Es ist eine denkwürdige Ehre. Der Leipziger Kriminalhauptkommissar Georg Wehling dürfte bisher der einzige sächsische Polizist sein, der direkt von seinem Innenminister suspendiert wurde. Die Vorwürfe klingen eindeutig: Als Chefermittler im Bereich Organisierte Kriminalität (OK) soll er in der Sachsen-Affäre, die seit Monaten das Land in Atem hält, Informanten und Akten nicht vorschriftsmäßig geführt haben. So steht es im Abschlussbericht einer länderübergreifenden Prüfgruppe. Innenminister Albrecht Buttolo (CDU) hatte sie beauftragt, die OK-Ermittlungsarbeit der sächsischen Polizei zu durchleuchten.

Unter Leitung von Ingmar Weitemeier, Chef des Landeskriminalamtes von Mecklenburg-Vorpommern, hatten zwölf Experten die Akten spektakulärer Fälle untersucht.

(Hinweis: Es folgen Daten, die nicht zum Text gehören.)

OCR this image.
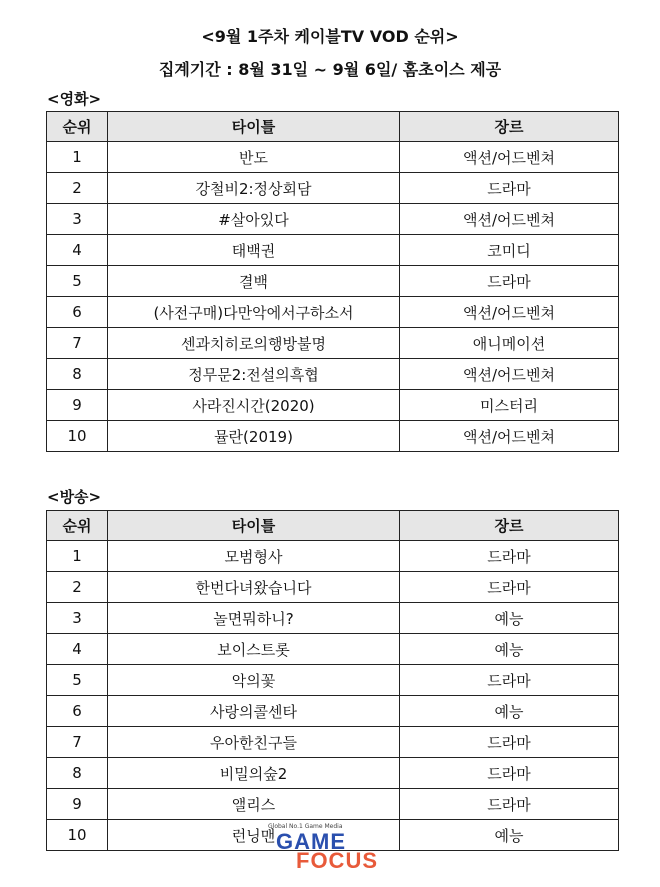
<9월 1주차 케이블TV VOD 순위>
집계기간 : 8월 31일 ~ 9월 6일/ 홈초이스 제공
<영화>
순위	타이틀	장르
1	반도	액션/어드벤쳐
2	강철비2:정상회담	드라마
3	#살아있다	액션/어드벤쳐
4	태백권	코미디
5	결백	드라마
6	(사전구매)다만악에서구하소서	액션/어드벤쳐
7	센과치히로의행방불명	애니메이션
8	정무문2:전설의흑협	액션/어드벤쳐
9	사라진시간(2020)	미스터리
10	뮬란(2019)	액션/어드벤쳐
<방송>
순위	타이틀	장르
1	모범형사	드라마
2	한번다녀왔습니다	드라마
3	놀면뭐하니?	예능
4	보이스트롯	예능
5	악의꽃	드라마
6	사랑의콜센타	예능
7	우아한친구들	드라마
8	비밀의숲2	드라마
9	앨리스	드라마
10	런닝맨	예능
Global No.1 Game Media
GAME
FOCUS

Fälle, die beim sächsischen Verfassungsschutz den Verdacht nährten, nach der Wiedervereinigung hätten sich vor allem in Leipzig kriminelle Netzwerke gebildet. Ein „Sachsensumpf“ aus illustren Beteiligten: Justizbeamte, städtische Bedienstete, Immobilienhändler und Rotlichtgrößen. Ihre angeblichen Taten: Grundstücksschiebereien, Prostitution mit Minderjährigen, sogar die verschleppte Aufklärung eines Attentats.

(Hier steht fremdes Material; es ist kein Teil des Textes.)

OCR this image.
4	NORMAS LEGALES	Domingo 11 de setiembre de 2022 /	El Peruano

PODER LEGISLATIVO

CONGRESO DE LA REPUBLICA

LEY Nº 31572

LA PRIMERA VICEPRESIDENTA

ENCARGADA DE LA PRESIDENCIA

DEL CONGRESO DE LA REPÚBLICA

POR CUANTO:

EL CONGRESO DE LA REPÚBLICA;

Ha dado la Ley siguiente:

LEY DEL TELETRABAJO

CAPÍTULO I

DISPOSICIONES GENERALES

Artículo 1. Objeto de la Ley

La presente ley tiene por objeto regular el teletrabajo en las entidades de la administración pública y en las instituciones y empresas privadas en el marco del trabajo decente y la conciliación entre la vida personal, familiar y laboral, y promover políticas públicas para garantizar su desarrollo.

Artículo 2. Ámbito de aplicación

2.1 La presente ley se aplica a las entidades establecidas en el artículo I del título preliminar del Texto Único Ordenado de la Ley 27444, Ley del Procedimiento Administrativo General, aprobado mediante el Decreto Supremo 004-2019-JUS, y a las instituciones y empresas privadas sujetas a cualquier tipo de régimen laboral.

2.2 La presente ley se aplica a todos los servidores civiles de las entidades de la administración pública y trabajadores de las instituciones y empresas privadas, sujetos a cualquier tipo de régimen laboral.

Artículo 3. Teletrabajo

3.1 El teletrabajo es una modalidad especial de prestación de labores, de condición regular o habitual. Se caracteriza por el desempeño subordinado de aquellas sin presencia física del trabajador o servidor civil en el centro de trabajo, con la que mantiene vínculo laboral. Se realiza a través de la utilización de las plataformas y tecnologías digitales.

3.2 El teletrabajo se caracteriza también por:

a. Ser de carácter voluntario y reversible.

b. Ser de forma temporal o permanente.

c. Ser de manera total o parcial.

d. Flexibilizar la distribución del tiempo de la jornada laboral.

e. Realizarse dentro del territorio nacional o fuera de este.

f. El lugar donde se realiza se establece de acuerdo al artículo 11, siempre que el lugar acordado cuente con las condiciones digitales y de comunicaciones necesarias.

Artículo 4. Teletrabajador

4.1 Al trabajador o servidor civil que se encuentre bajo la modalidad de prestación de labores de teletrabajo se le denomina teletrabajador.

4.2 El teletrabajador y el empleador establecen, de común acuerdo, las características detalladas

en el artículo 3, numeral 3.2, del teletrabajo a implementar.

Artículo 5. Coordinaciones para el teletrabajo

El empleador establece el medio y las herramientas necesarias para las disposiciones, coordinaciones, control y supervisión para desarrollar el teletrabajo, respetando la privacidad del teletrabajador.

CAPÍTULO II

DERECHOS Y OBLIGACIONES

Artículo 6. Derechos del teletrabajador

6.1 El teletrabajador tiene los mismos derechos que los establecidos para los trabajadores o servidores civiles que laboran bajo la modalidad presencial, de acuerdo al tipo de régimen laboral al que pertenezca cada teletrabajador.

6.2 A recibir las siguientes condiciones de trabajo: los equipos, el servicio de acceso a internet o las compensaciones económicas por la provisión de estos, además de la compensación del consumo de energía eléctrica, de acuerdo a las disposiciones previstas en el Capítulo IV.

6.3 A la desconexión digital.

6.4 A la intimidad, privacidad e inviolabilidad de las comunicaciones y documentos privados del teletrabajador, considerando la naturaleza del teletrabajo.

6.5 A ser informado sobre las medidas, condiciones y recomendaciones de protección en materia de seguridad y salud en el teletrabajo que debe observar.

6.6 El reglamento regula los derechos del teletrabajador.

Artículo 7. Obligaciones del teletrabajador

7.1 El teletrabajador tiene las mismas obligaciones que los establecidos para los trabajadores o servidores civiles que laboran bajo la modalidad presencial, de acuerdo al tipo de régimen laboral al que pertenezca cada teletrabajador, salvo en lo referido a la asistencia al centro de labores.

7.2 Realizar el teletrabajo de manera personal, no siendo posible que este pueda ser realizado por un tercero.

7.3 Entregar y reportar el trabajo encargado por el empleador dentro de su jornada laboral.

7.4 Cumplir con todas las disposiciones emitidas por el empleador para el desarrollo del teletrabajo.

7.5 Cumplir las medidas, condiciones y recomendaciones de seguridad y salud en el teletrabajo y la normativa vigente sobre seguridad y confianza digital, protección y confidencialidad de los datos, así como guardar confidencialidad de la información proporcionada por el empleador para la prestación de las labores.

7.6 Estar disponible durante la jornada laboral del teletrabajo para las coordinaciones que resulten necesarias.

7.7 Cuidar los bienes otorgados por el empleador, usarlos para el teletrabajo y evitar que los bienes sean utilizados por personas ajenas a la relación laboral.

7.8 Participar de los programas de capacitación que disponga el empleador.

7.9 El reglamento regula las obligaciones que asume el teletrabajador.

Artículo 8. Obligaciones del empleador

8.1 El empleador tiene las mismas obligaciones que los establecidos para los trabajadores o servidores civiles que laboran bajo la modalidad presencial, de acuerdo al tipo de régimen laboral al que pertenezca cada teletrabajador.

Neben dem Verfassungsschutz ermittelte auch Georg Wehling mit seinem OK-Kommissariat 26. Bis er 2003 zum ersten Mal kaltgestellt wurde – weil er bei der Führung von Informanten und Akten geschlampt haben soll.

Exakt die gleichen Dienstverstöße wirft ihm jetzt die Weitemeier-Kommission noch einmal vor. Es gebe keine Anhaltspunkte für ein kriminelles Netzwerk, so das Fazit der Experten, aber jede Menge Fehlverhalten bei Chefermittler Wehling. Offenbar blieb den Prüfern verborgen, dass längst widerlegt ist, was sie dem Polizisten ankreiden. Alle neun Disziplinar- und Strafverfahren, die seinerzeit gegen Wehling eingeleitet worden waren, wurden schon vor Jahren eingestellt.

Doppelspiel

Aber Innenminister Buttolo tat so, als seien die Vorwürfe gegen den Leipziger Beamten neu und ungeklärt. Auf einer Pressekonferenz am 2. November schloss sich der CDU-Politiker dem Urteil der Experten an. Als erste Konsequenz teilte er die Suspendierung des Hauptkommissars mit. Georg Wehling hatte zu diesem Zeitpunkt sein Beurlaubungsschreiben bereits gelesen und die Dienstwaffe abgegeben.

Doch die Gründe, die Buttolo dem Polizisten nannte, sind offenbar ganz andere als die öffentlich verkündeten. Das geht aus einer Erklärung von Wehlings Anwalt Steffen Soult hervor.

Am 21. Juni dieses Jahres brachte das ZDF-Magazin Frontal 21 ein Interview mit dem Leipziger Kommissar, in dem er unter anderem den Verdacht äußerte, Abhörmaßnahmen seien gezielt an Kinderschänder verraten worden. Jetzt wird Wehling vorgehalten, er habe in der Sendung unerlaubt Dienstliches ausgeplaudert, eine Lichtbildmappe mit Verdächtigen gezeigt und den Journalisten sogar Akten überlassen. Ullrich Stoll, der Autor des Beitrags, kontert: „Ich habe eidesstattlich versichert, dass Wehling uns kein Material gab. Außerdem hatten wir eine schriftliche Aussagegenehmigung des Leipziger Polizeichefs.“ Und die Lichtbildmappe? Auf der Internetseite von Frontal 21 kann sich jeder überzeugen, dass sie nicht von dem Beamten in die Kamera gehalten wird.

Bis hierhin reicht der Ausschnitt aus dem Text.